Escrevi e publiquei este texto em 2014, mas volto a publicá-lo porque chego mais uma vez a Portugal, terra fantástica, e encontro manifestações do povo contra o Acordo Ortográfico de 1990, adotado no Brasil a partir de 2016. Em Portugal, ele teria sido adotado em 2009, mas há polêmica quanto a essa data, em razão da não publicação em tempo hábil do Diário Oficial de Portugal. Mas a verdade é que o Acordo nunca foi totalmente assimilado no país, pois a maioria não quer mudar a maneira de falar nem de escrever. E os portugueses pedem para revogar o documento, com a Iniciativa Legislativa de Cidadãos Contra o Acordo Ortográfico, tendo conseguido já o número de assinaturas necessárias para encaminhá-la.
Então, bem antes disso, um artigo, muito interessante, sobre o fato de o Acordo Ortográfico e a Unificação da Língua Portuguesa – essa pretendida “unificação” não tem como ser levada a efeito – não ter melhorado o acesso do livro português no mercado brasileiro, me chama muito a atenção: “Ao estabelecer uma ortografia unificada, o acordo ortográfico iria facilitar a circulação do livro português no Brasil. E a circulação de livros de um país lusófono nos outros. Este foi, entre muito outros, um dos argumentos brandidos em favor da sua aplicação. Agora que, tanto em Portugal como no Brasil, boa parte das editoras adotou o acordo, essa promessa começa a se concretizar? A resposta parece ser negativa.” Esse texto é de origem portuguesa, está num apanhado de clips sobre livro e literatura, mas não identifica o órgão publicador.
Uma afirmação de Pedro Benard da Costa, da legendadora portuguesa Cinemateca, fecha o texto – que não é pequeno, com depoimentos de editores e livreiros portugueses: "A construção gramatical é completamente diferente e há muitas palavras que não têm o mesmo sentido cá e lá."
Pois venho escrevendo sobre isso há anos, ponderando que o Acordo Ortográfico não significa que haverá, automaticamente, uma unificação da língua portuguesa em todos os países onde é falada. Existem muitas palavras que têm significado diferente aqui e em Portugal, e é possível que isso aconteça na comparação com outros países, como Cabo Verde, Angola etc. Lá fora existem muitas palavras que são não usadas aqui e vice-versa.

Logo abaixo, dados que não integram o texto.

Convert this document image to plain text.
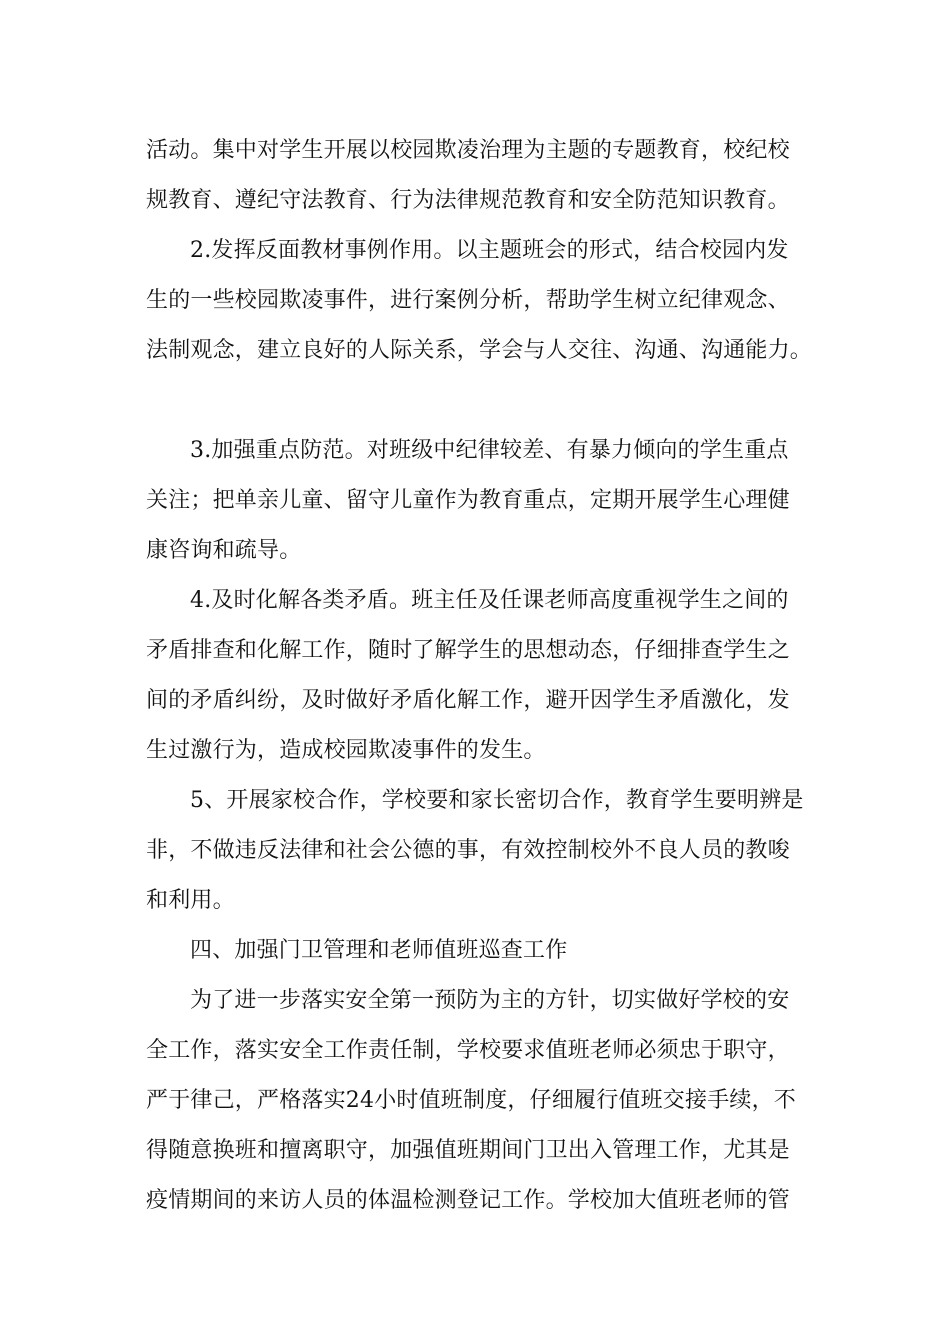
活动。集中对学生开展以校园欺凌治理为主题的专题教育，校纪校
规教育、遵纪守法教育、行为法律规范教育和安全防范知识教育。
2.发挥反面教材事例作用。以主题班会的形式，结合校园内发
生的一些校园欺凌事件，进行案例分析，帮助学生树立纪律观念、
法制观念，建立良好的人际关系，学会与人交往、沟通、沟通能力。
3.加强重点防范。对班级中纪律较差、有暴力倾向的学生重点
关注；把单亲儿童、留守儿童作为教育重点，定期开展学生心理健
康咨询和疏导。
4.及时化解各类矛盾。班主任及任课老师高度重视学生之间的
矛盾排查和化解工作，随时了解学生的思想动态，仔细排查学生之
间的矛盾纠纷，及时做好矛盾化解工作，避开因学生矛盾激化，发
生过激行为，造成校园欺凌事件的发生。
5、开展家校合作，学校要和家长密切合作，教育学生要明辨是
非，不做违反法律和社会公德的事，有效控制校外不良人员的教唆
和利用。
四、加强门卫管理和老师值班巡查工作
为了进一步落实安全第一预防为主的方针，切实做好学校的安
全工作，落实安全工作责任制，学校要求值班老师必须忠于职守，
严于律己，严格落实24小时值班制度，仔细履行值班交接手续，不
得随意换班和擅离职守，加强值班期间门卫出入管理工作，尤其是
疫情期间的来访人员的体温检测登记工作。学校加大值班老师的管
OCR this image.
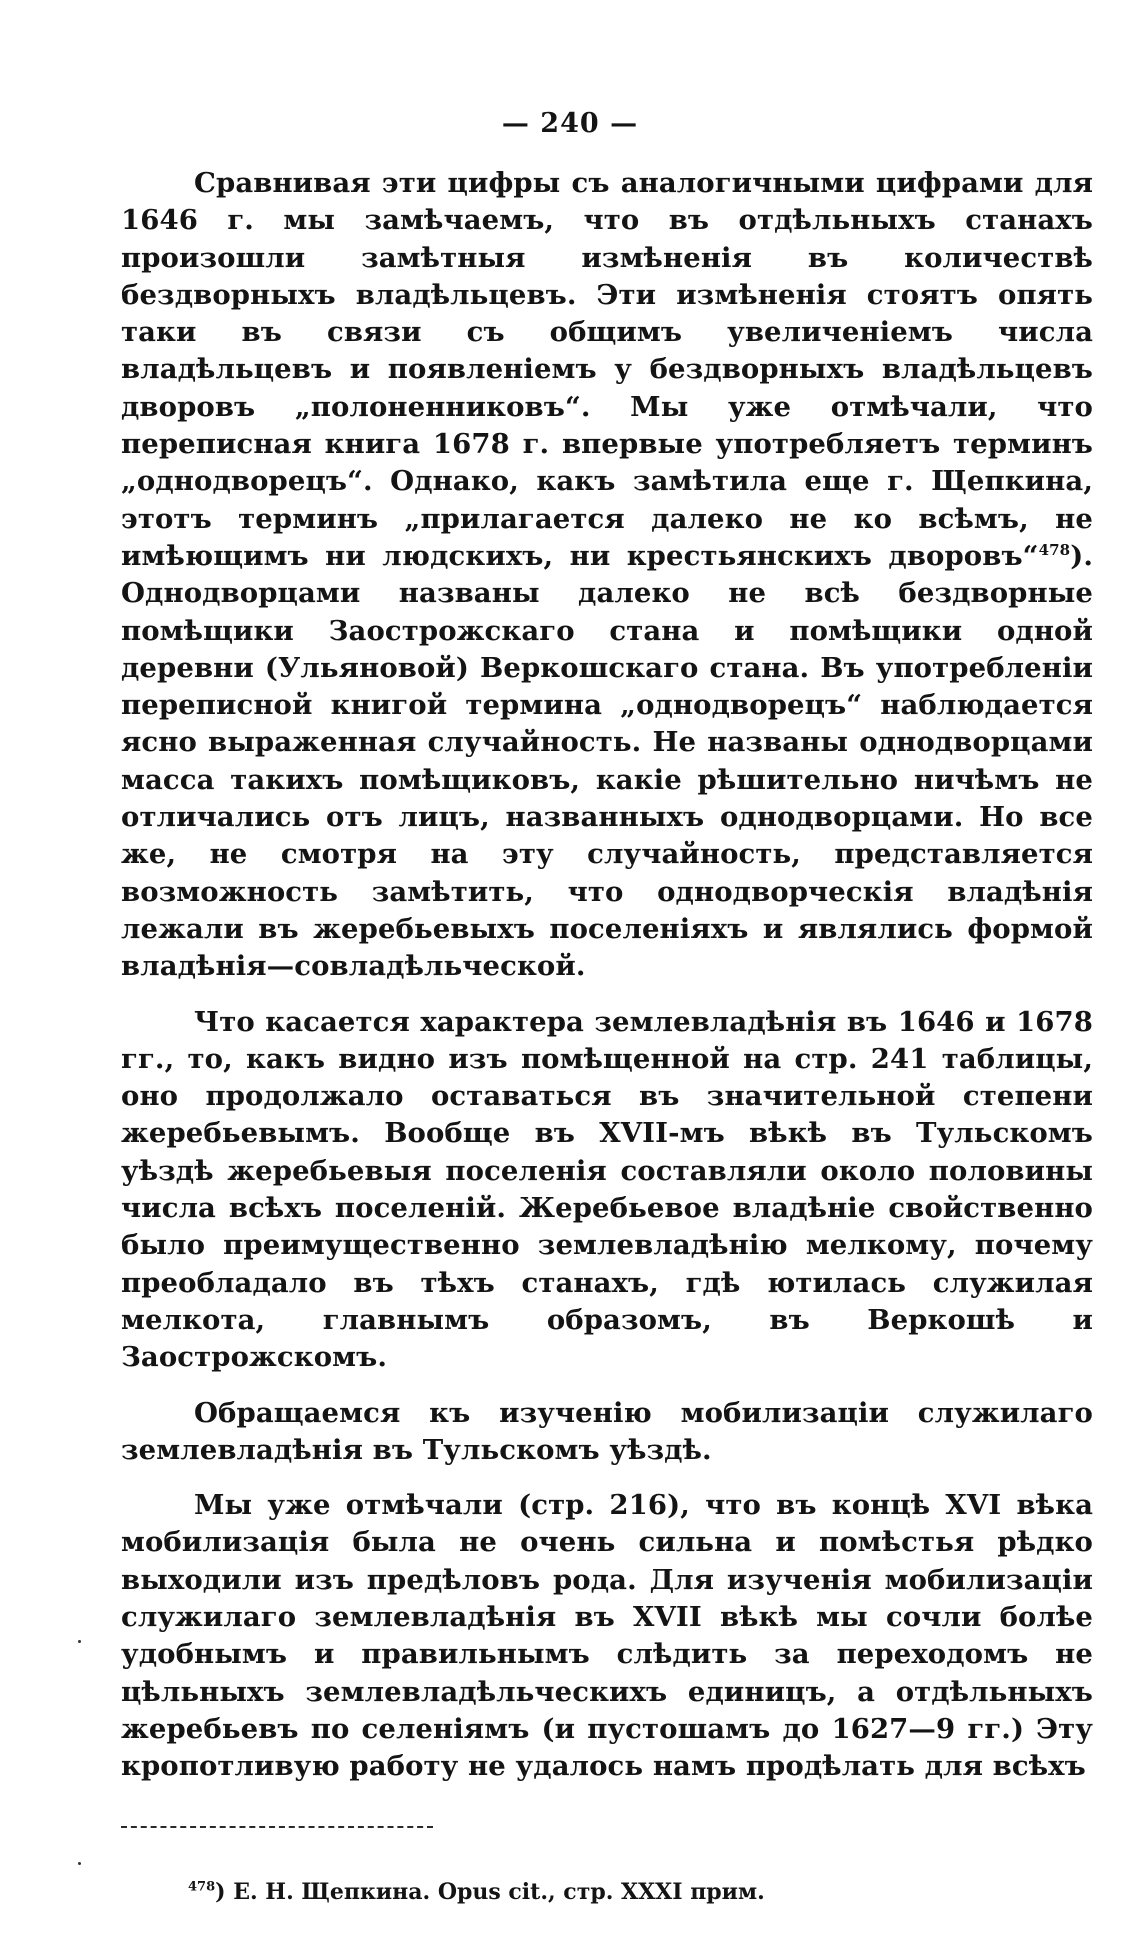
— 240 —

Сравнивая эти цифры съ аналогичными цифрами для 1646 г. мы замѣчаемъ, что въ отдѣльныхъ станахъ произошли замѣтныя измѣненія въ количествѣ бездворныхъ владѣльцевъ. Эти измѣненія стоятъ опять таки въ связи съ общимъ увеличеніемъ числа владѣльцевъ и появленіемъ у бездворныхъ владѣльцевъ дворовъ „полоненниковъ“. Мы уже отмѣчали, что переписная книга 1678 г. впервые употребляетъ терминъ „однодворецъ“. Однако, какъ замѣтила еще г. Щепкина, этотъ терминъ „прилагается далеко не ко всѣмъ, не имѣющимъ ни людскихъ, ни крестьянскихъ дворовъ“$^{478}$). Однодворцами названы далеко не всѣ бездворные помѣщики Заострожскаго стана и помѣщики одной деревни (Ульяновой) Веркошскаго стана. Въ употребленіи переписной книгой термина „однодворецъ“ наблюдается ясно выраженная случайность. Не названы однодворцами масса такихъ помѣщиковъ, какіе рѣшительно ничѣмъ не отличались отъ лицъ, названныхъ однодворцами. Но все же, не смотря на эту случайность, представляется возможность замѣтить, что однодворческія владѣнія лежали въ жеребьевыхъ поселеніяхъ и являлись формой владѣнія—совладѣльческой.

Что касается характера землевладѣнія въ 1646 и 1678 гг., то, какъ видно изъ помѣщенной на стр. 241 таблицы, оно продолжало оставаться въ значительной степени жеребьевымъ. Вообще въ XVII-мъ вѣкѣ въ Тульскомъ уѣздѣ жеребьевыя поселенія составляли около половины числа всѣхъ поселеній. Жеребьевое владѣніе свойственно было преимущественно землевладѣнію мелкому, почему преобладало въ тѣхъ станахъ, гдѣ ютилась служилая мелкота, главнымъ образомъ, въ Веркошѣ и Заострожскомъ.

Обращаемся къ изученію мобилизаціи служилаго землевладѣнія въ Тульскомъ уѣздѣ.

Мы уже отмѣчали (стр. 216), что въ концѣ XVI вѣка мобилизація была не очень сильна и помѣстья рѣдко выходили изъ предѣловъ рода. Для изученія мобилизаціи служилаго землевладѣнія въ XVII вѣкѣ мы сочли болѣе удобнымъ и правильнымъ слѣдить за переходомъ не цѣльныхъ землевладѣльческихъ единицъ, а отдѣльныхъ жеребьевъ по селеніямъ (и пустошамъ до 1627—9 гг.) Эту кропотливую работу не удалось намъ продѣлать для всѣхъ

$^{478}$) Е. Н. Щепкина. Opus cit., стр. XXXI прим.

Assim, uma alteração quase que exclusivamente de acentuação não resolveria as diferenças de significação, o que não inviabiliza a leitura dos livros portugueses no Brasil.
O que incomoda é a pretensão de alguns dos promotores do acordo em querer que o português seja exatamente o mesmo, independente do país onde ele é falado. Se até dentro do mesmo país há diferenças na maneira de falar o português – isso acontece no Brasil -, como esperar que a língua seja a mesma em vários países onde ela é a língua oficial, tão distantes uns dos outros? A linguística existe e vai continuar existindo sempre, não há como ser diferente.
Tenho lido vários autores portugueses, como José Luís Peixoto, Gonçalo M. Tavares, Miguel Torga, Saramago e o angolano Valter Hugo Mãe (que vive em Portugal) e não tenho dificuldade na compreensão dos textos, apesar de serem livros publicados em Portugal e, por isso, conterem palavras desconhecidas. O contexto permite que se entenda perfeitamente o assunto. Não tenho dicionário português que não seja o nosso do Brasil, mas posso pesquisar na internet, se for o caso.
Aliás, como já sabemos pelos clássicos portugueses mais conhecidos no Brasil, Pessoa e Camões, a literatura portuguesa é rica e de qualidade. Quem conhece os autores contemporâneos citados acima sabe do que estou falando, pois são autores consagrados em Portugal, com obra extensa e largamente premiada. Vale a pena conhecer. O português não é exatamente o mesmo que o nosso, há diferenças, sim, mas não há necessidade de tradução para publicação da obra de autores portugueses aqui, porque a compreensão é completamente possível.